IV.    Large capacity mobile facilities as a strategic backup for a nation or a state will be highly useful and important for developing countries who do not have adequate medical waste disposal facilities. Obviously, the mobile facility is a high-cost performance solution for countries or regions that have adequate capability of managing medical waste during a pandemic. It could be a part of a national strategic backup capacity in these counties and regions in the future. Not every country or city can have as many medical waste disposal facilities and enough capacity as New York.

V.    We do not need to be afraid of COVID-19 virus. It is a normal virus for us if we properly protect ourselves. In fact, there are no further infected cases of doctors and nurses as well as other labourers working for medical waste disposal in Wuhan since March. We just need to use PPE well and pay attention to self-protection. The government needs to make a sound and firm voice. The media needs to bear the responsibility to disseminate correct information to the public. That is enough.
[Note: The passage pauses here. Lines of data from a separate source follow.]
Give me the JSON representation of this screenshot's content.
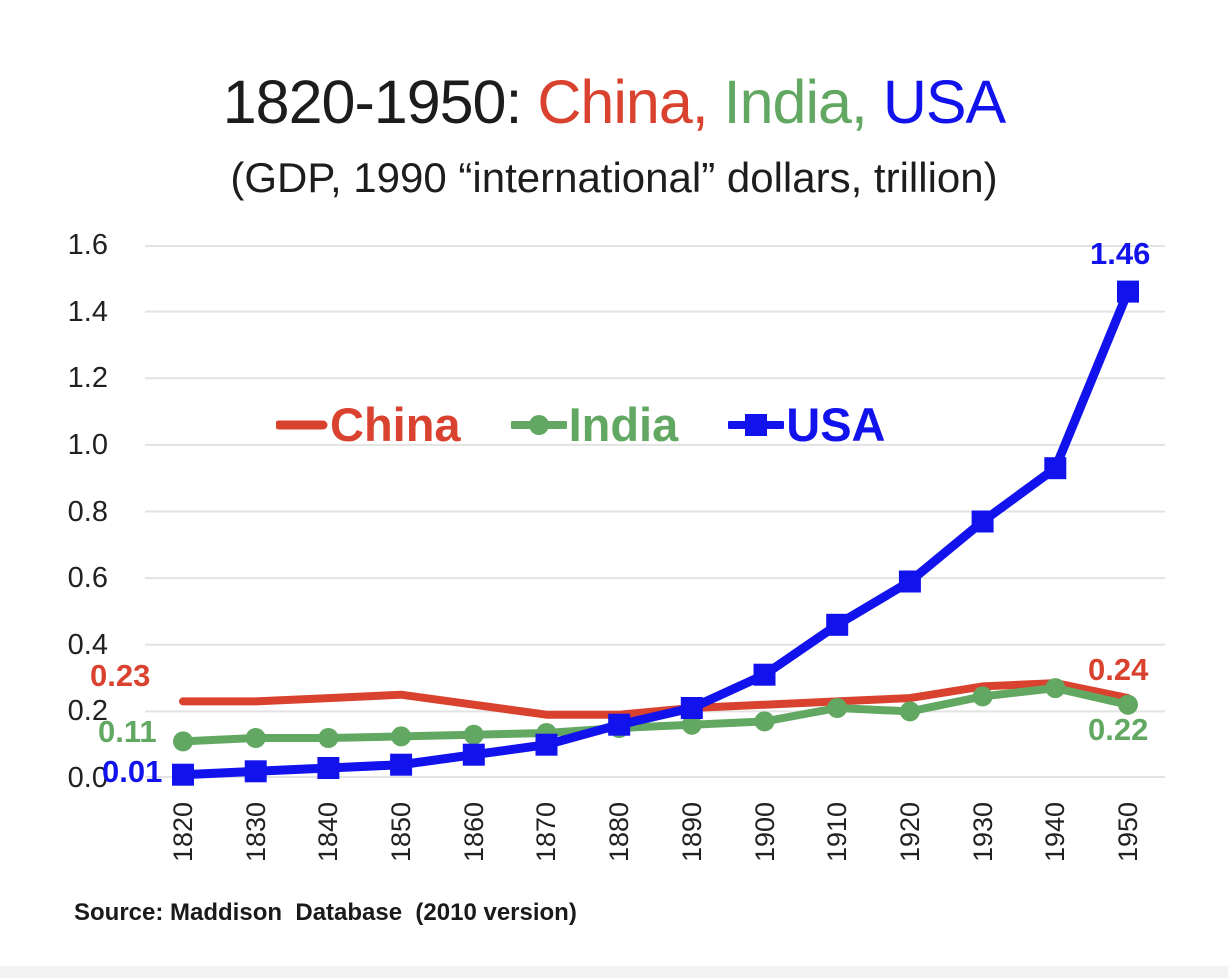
{
  "title": {
    "parts": [
      {
        "text": "1820-1950: ",
        "color": "#1c1c1c"
      },
      {
        "text": "China,",
        "color": "#d9422e"
      },
      {
        "text": " India,",
        "color": "#62a862"
      },
      {
        "text": " USA",
        "color": "#1212ec"
      }
    ]
  },
  "subtitle": "(GDP, 1990 “international” dollars, trillion)",
  "source": "Source: Maddison  Database  (2010 version)",
  "colors": {
    "grid": "#e3e3e3",
    "text": "#212121",
    "china": "#d9422e",
    "india": "#62a862",
    "usa": "#1212ec"
  },
  "point_labels": {
    "china_start": "0.23",
    "india_start": "0.11",
    "usa_start": "0.01",
    "usa_end": "1.46",
    "china_end": "0.24",
    "india_end": "0.22"
  },
  "chart_data": {
    "type": "line",
    "title": "1820-1950: China, India, USA",
    "subtitle": "(GDP, 1990 “international” dollars, trillion)",
    "xlabel": "",
    "ylabel": "",
    "x": [
      1820,
      1830,
      1840,
      1850,
      1860,
      1870,
      1880,
      1890,
      1900,
      1910,
      1920,
      1930,
      1940,
      1950
    ],
    "series": [
      {
        "name": "China",
        "color": "#d9422e",
        "marker": "none",
        "values": [
          0.23,
          0.23,
          0.24,
          0.25,
          0.22,
          0.19,
          0.19,
          0.21,
          0.22,
          0.23,
          0.24,
          0.275,
          0.285,
          0.24
        ]
      },
      {
        "name": "India",
        "color": "#62a862",
        "marker": "circle",
        "values": [
          0.11,
          0.12,
          0.12,
          0.125,
          0.13,
          0.135,
          0.15,
          0.16,
          0.17,
          0.21,
          0.2,
          0.245,
          0.27,
          0.22
        ]
      },
      {
        "name": "USA",
        "color": "#1212ec",
        "marker": "square",
        "values": [
          0.01,
          0.02,
          0.03,
          0.04,
          0.07,
          0.1,
          0.16,
          0.21,
          0.31,
          0.46,
          0.59,
          0.77,
          0.93,
          1.46
        ]
      }
    ],
    "ylim": [
      0,
      1.6
    ],
    "yticks": [
      0.0,
      0.2,
      0.4,
      0.6,
      0.8,
      1.0,
      1.2,
      1.4,
      1.6
    ],
    "grid": true,
    "legend_position": "inside-upper-middle",
    "annotations": [
      "0.23",
      "0.11",
      "0.01",
      "1.46",
      "0.24",
      "0.22"
    ]
  }
}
Thanks to my partner Ms. Elsa Brown, President of Bondtech Corporation in USA, for sharing with me relevant information on the treatment of medical waste in New York State during the COVID-19 pandemic and her valuable advices and revision to this article.

About the Author

Mr. Gong Wei, Chairman of ISWA's newest Silver Member, Gient Heating Industry Co., Ltd., a major manufacturer of medical waste treatment equipment in China. As an invited expert, Gong Wei recently participated in the review of China's latest medical waste treatment standards. During the outbreak of Wuhan from February to April 2020, he personally led the team to Wuhan, and completed the construction of a 30tons/day medical waste emergency disposal plant and another 30tons/day fully automated medical waste disposal plant.

He has the first-hand direct experience in Wuhan’s anti-pandemic efforts, and he is also a participant in the emergency treatment plan for medical waste in Wuhan.